A conocerlos a ellos dedicamos la mayor parte de nuestro tiempo en el aula, excepto cuando se acercaba noviembre. En ese momento tomamos un detour para conocer la nobleza de los taínos y su dieta; no recuerdo cómo, pero la siempre creativa Misis Vélez logró emparentarlos con los peregrinos y cerramos noviembre con coloridos dibujos de cornucopias rebosantes de yucas, mazorcas, plátanos y guineos. Quizás el vínculo pretendía ser una lección de etiqueta para sus estudiantes del campo: aprendimos que nuestros taínos, al igual que los indios de allá, recibieron a sus visitantes con hospitalidad y que la hospitalidad seguía siendo una característica distintiva de nosotros, los puertorriqueños. Ahora se acercaba el fin del año y, supongo, había que cerrar con broche de hierro el cuento de nuestra historia.
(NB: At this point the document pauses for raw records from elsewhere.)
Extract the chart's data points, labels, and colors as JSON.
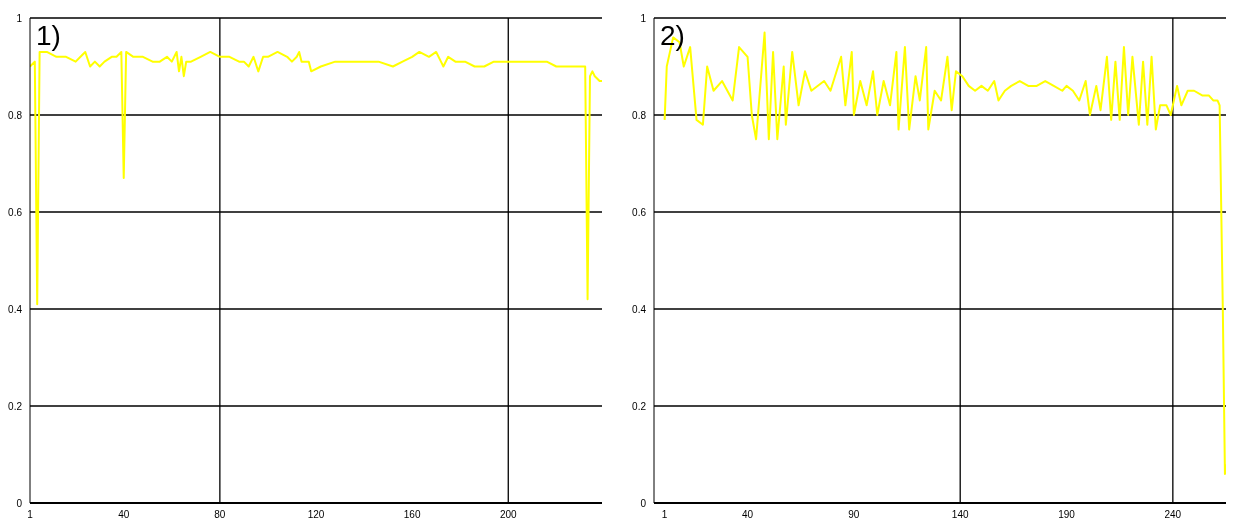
{
  "chart_data": [
    {
      "type": "line",
      "title": "1)",
      "xlim": [
        1,
        239
      ],
      "xticks": [
        1,
        40,
        80,
        120,
        160,
        200
      ],
      "ylim": [
        0,
        1
      ],
      "yticks": [
        0,
        0.2,
        0.4,
        0.6,
        0.8,
        1
      ],
      "grid": "y",
      "marker": "none",
      "line_style": "solid",
      "ref_lines": [
        {
          "axis": "x",
          "value": 80,
          "color": "#000000"
        },
        {
          "axis": "x",
          "value": 200,
          "color": "#000000"
        }
      ],
      "series": [
        {
          "color": "#ffff00",
          "x": [
            1,
            3,
            4,
            5,
            8,
            12,
            16,
            20,
            22,
            24,
            26,
            28,
            30,
            32,
            35,
            37,
            39,
            40,
            41,
            44,
            48,
            52,
            55,
            58,
            60,
            62,
            63,
            64,
            65,
            66,
            68,
            72,
            76,
            80,
            84,
            88,
            90,
            92,
            94,
            96,
            98,
            100,
            104,
            108,
            110,
            112,
            113,
            114,
            117,
            118,
            122,
            128,
            134,
            140,
            146,
            152,
            156,
            160,
            163,
            167,
            170,
            172,
            173,
            175,
            178,
            182,
            186,
            190,
            194,
            198,
            205,
            212,
            216,
            220,
            225,
            228,
            230,
            232,
            233,
            234,
            235,
            236,
            238,
            239
          ],
          "values": [
            0.9,
            0.91,
            0.41,
            0.93,
            0.93,
            0.92,
            0.92,
            0.91,
            0.92,
            0.93,
            0.9,
            0.91,
            0.9,
            0.91,
            0.92,
            0.92,
            0.93,
            0.67,
            0.93,
            0.92,
            0.92,
            0.91,
            0.91,
            0.92,
            0.91,
            0.93,
            0.89,
            0.92,
            0.88,
            0.91,
            0.91,
            0.92,
            0.93,
            0.92,
            0.92,
            0.91,
            0.91,
            0.9,
            0.92,
            0.89,
            0.92,
            0.92,
            0.93,
            0.92,
            0.91,
            0.92,
            0.93,
            0.91,
            0.91,
            0.89,
            0.9,
            0.91,
            0.91,
            0.91,
            0.91,
            0.9,
            0.91,
            0.92,
            0.93,
            0.92,
            0.93,
            0.91,
            0.9,
            0.92,
            0.91,
            0.91,
            0.9,
            0.9,
            0.91,
            0.91,
            0.91,
            0.91,
            0.91,
            0.9,
            0.9,
            0.9,
            0.9,
            0.9,
            0.42,
            0.88,
            0.89,
            0.88,
            0.87,
            0.87
          ]
        }
      ]
    },
    {
      "type": "line",
      "title": "2)",
      "xlim": [
        -4,
        265
      ],
      "xticks": [
        1,
        40,
        90,
        140,
        190,
        240
      ],
      "ylim": [
        0,
        1
      ],
      "yticks": [
        0,
        0.2,
        0.4,
        0.6,
        0.8,
        1
      ],
      "grid": "y",
      "marker": "none",
      "line_style": "solid",
      "ref_lines": [
        {
          "axis": "x",
          "value": 140,
          "color": "#000000"
        },
        {
          "axis": "x",
          "value": 240,
          "color": "#000000"
        }
      ],
      "series": [
        {
          "color": "#ffff00",
          "x": [
            1,
            2,
            5,
            8,
            10,
            13,
            16,
            19,
            21,
            24,
            28,
            33,
            36,
            40,
            42,
            44,
            48,
            50,
            52,
            54,
            57,
            58,
            61,
            64,
            67,
            70,
            76,
            79,
            84,
            86,
            89,
            90,
            93,
            96,
            99,
            101,
            104,
            107,
            110,
            111,
            114,
            116,
            119,
            121,
            124,
            125,
            128,
            131,
            134,
            136,
            138,
            141,
            144,
            147,
            150,
            153,
            156,
            158,
            161,
            164,
            168,
            172,
            176,
            180,
            184,
            188,
            190,
            193,
            196,
            199,
            201,
            204,
            206,
            209,
            211,
            213,
            215,
            217,
            219,
            221,
            224,
            226,
            228,
            230,
            232,
            234,
            237,
            239,
            242,
            244,
            247,
            250,
            254,
            257,
            259,
            261,
            262,
            263.5,
            264.5,
            265
          ],
          "values": [
            0.79,
            0.9,
            0.96,
            0.95,
            0.9,
            0.94,
            0.79,
            0.78,
            0.9,
            0.85,
            0.87,
            0.83,
            0.94,
            0.92,
            0.8,
            0.75,
            0.97,
            0.75,
            0.93,
            0.75,
            0.9,
            0.78,
            0.93,
            0.82,
            0.89,
            0.85,
            0.87,
            0.85,
            0.92,
            0.82,
            0.93,
            0.8,
            0.87,
            0.82,
            0.89,
            0.8,
            0.87,
            0.82,
            0.93,
            0.77,
            0.94,
            0.77,
            0.88,
            0.83,
            0.94,
            0.77,
            0.85,
            0.83,
            0.92,
            0.81,
            0.89,
            0.88,
            0.86,
            0.85,
            0.86,
            0.85,
            0.87,
            0.83,
            0.85,
            0.86,
            0.87,
            0.86,
            0.86,
            0.87,
            0.86,
            0.85,
            0.86,
            0.85,
            0.83,
            0.87,
            0.8,
            0.86,
            0.81,
            0.92,
            0.79,
            0.91,
            0.79,
            0.94,
            0.8,
            0.92,
            0.78,
            0.91,
            0.78,
            0.92,
            0.77,
            0.82,
            0.82,
            0.8,
            0.86,
            0.82,
            0.85,
            0.85,
            0.84,
            0.84,
            0.83,
            0.83,
            0.82,
            0.4,
            0.06,
            0.08
          ]
        }
      ]
    }
  ]
}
Aprendimos que los esclavos vinieron de África, donde habían trabajado en la agricultura. Al llegar a América los esclavos hicieron florecer la siembra en las islas, especialmente la de la dulce caña. Además, nos dejaron un regalo que nos marcó para siempre, una suerte de carimbo melódico: la música y el baile.
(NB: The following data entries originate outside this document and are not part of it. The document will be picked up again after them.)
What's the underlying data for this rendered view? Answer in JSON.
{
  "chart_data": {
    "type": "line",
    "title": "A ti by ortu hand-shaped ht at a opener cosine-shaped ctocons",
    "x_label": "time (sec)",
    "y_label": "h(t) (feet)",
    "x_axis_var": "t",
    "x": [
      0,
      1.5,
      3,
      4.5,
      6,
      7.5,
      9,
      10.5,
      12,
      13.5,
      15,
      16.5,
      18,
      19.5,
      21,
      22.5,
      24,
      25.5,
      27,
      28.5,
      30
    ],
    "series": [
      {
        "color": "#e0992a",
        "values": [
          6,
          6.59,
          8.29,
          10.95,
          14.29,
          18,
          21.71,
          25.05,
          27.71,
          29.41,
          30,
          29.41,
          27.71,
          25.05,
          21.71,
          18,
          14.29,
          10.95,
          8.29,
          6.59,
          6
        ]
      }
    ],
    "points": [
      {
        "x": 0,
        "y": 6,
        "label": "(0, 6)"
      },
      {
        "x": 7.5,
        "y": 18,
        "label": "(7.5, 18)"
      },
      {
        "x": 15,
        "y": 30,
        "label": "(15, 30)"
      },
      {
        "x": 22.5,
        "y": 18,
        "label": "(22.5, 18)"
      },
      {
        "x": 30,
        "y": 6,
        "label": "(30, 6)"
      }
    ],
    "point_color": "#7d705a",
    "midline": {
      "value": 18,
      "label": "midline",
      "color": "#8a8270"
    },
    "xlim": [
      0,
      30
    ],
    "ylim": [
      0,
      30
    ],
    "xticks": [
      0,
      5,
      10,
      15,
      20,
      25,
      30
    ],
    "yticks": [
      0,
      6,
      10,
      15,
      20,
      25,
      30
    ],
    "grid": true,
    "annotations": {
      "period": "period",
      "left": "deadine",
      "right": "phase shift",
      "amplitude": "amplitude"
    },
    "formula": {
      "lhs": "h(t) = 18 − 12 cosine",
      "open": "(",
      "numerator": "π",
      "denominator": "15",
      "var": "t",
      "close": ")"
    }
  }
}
Concluida así la lección recibimos las instrucciones para desarrollar nuestros proyectos finales: buscar imágenes representativas del español, el taíno y el africano; pegarlas en una cartulina; escribir debajo de cada ilustración las características que habíamos aprendido de cada uno de ellos; y, finalmente, escribir una oración indicando cuál de los tres era igual a nosotros. En un National Geographic que me prestó mi tío, que era profesor del RUM, encontré una imagen de un negro que, a mi modo de ver le garantizaría a Misis Vélez que había aprendido bien nuestra reciente lección sobre los esclavos africanos. En una promoción de aceite Mazola que dejaron en un shopper frente a casa encontré la imagen del taíno que fielmente retrataba la que nos había pintado Misis Vélez en sus recitadas enseñanzas. Y de uno de los muchos Vanidades que leí ese sábado en el beauty de Gladys, arranqué, con su permiso, por supuesto, la majestuosa imagen de una auténtica española retratada en un anuncio de polvo Maja.
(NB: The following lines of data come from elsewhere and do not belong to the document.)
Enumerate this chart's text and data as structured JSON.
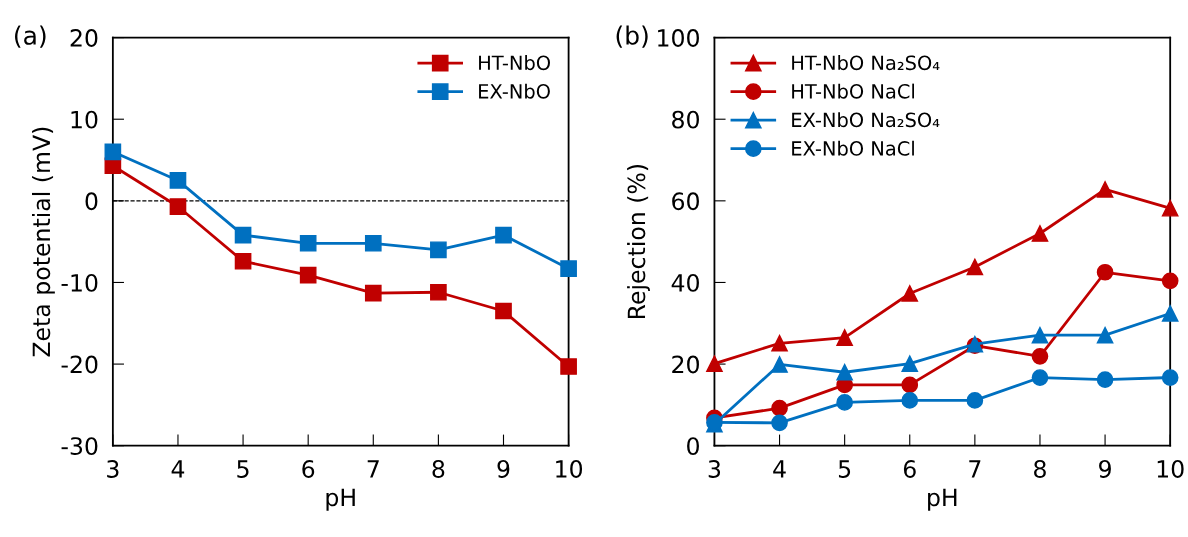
{
  "chart_data": [
    {
      "type": "line",
      "xlabel": "pH",
      "ylabel": "Zeta potential (mV)",
      "annotations": [
        "(a)"
      ],
      "x": [
        3,
        4,
        5,
        6,
        7,
        8,
        9,
        10
      ],
      "xlim": [
        3,
        10
      ],
      "xticks": [
        3,
        4,
        5,
        6,
        7,
        8,
        9,
        10
      ],
      "ylim": [
        -30,
        20
      ],
      "yticks": [
        -30,
        -20,
        -10,
        0,
        10,
        20
      ],
      "grid": false,
      "legend": "top right",
      "ref_lines": [
        {
          "axis": "y",
          "value": 0,
          "color": "#000000",
          "line_style": "dashed"
        }
      ],
      "series": [
        {
          "name": "HT-NbO",
          "color": "#c00000",
          "marker": "square",
          "values": [
            4.3,
            -0.7,
            -7.4,
            -9.1,
            -11.3,
            -11.2,
            -13.5,
            -20.3
          ]
        },
        {
          "name": "EX-NbO",
          "color": "#0070c0",
          "marker": "square",
          "values": [
            6.0,
            2.5,
            -4.2,
            -5.2,
            -5.2,
            -6.0,
            -4.2,
            -8.3
          ]
        }
      ]
    },
    {
      "type": "line",
      "xlabel": "pH",
      "ylabel": "Rejection (%)",
      "annotations": [
        "(b)"
      ],
      "x": [
        3,
        4,
        5,
        6,
        7,
        8,
        9,
        10
      ],
      "xlim": [
        3,
        10
      ],
      "xticks": [
        3,
        4,
        5,
        6,
        7,
        8,
        9,
        10
      ],
      "ylim": [
        0,
        100
      ],
      "yticks": [
        0,
        20,
        40,
        60,
        80,
        100
      ],
      "grid": false,
      "legend": "top left",
      "series": [
        {
          "name": "HT-NbO Na₂SO₄",
          "color": "#c00000",
          "marker": "triangle",
          "values": [
            20.1,
            25.1,
            26.5,
            37.3,
            43.8,
            52,
            62.8,
            58.2
          ]
        },
        {
          "name": "HT-NbO NaCl",
          "color": "#c00000",
          "marker": "circle",
          "values": [
            6.8,
            9.2,
            14.9,
            14.9,
            24.5,
            21.9,
            42.5,
            40.4
          ]
        },
        {
          "name": "EX-NbO Na₂SO₄",
          "color": "#0070c0",
          "marker": "triangle",
          "values": [
            5.3,
            19.9,
            18,
            20.1,
            24.9,
            27.1,
            27.1,
            32.4
          ]
        },
        {
          "name": "EX-NbO NaCl",
          "color": "#0070c0",
          "marker": "circle",
          "values": [
            5.7,
            5.6,
            10.6,
            11.1,
            11.1,
            16.7,
            16.2,
            16.7
          ]
        }
      ]
    }
  ]
}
Y el lunes siguiente, decidida aunque no satisfecha, entregué mi colorida cartulina a Misis Vélez. En cuidadosa letra de molde bajo la imagen de la Maja había pincelado algo así como: “esta soy yo, inteligente, civilizada, valiente, con ojos grandes color marrón….” La noche antes, antes de que Misis Vélez lo viera y después de hacerme el obligatorio dubi dubi, había borrado lo que tenía escrito respecto a mi pelo. La vergüenza de ese tachón ha relumbrado desde entonces mucho más que el fulgorcito de la estrella dorada que Misis Vélez, que en paz descanse, pegó aquel lunes sobre mi ensombrecida cartulina.
Respondamos al emplazamiento que nos hace Arrancando mitos de raíz para que la educación de nuestros Josés pueda fluir más libre y liberada de lo que han fomentado nuestras Misis Vélez, que también somos todos nosotros.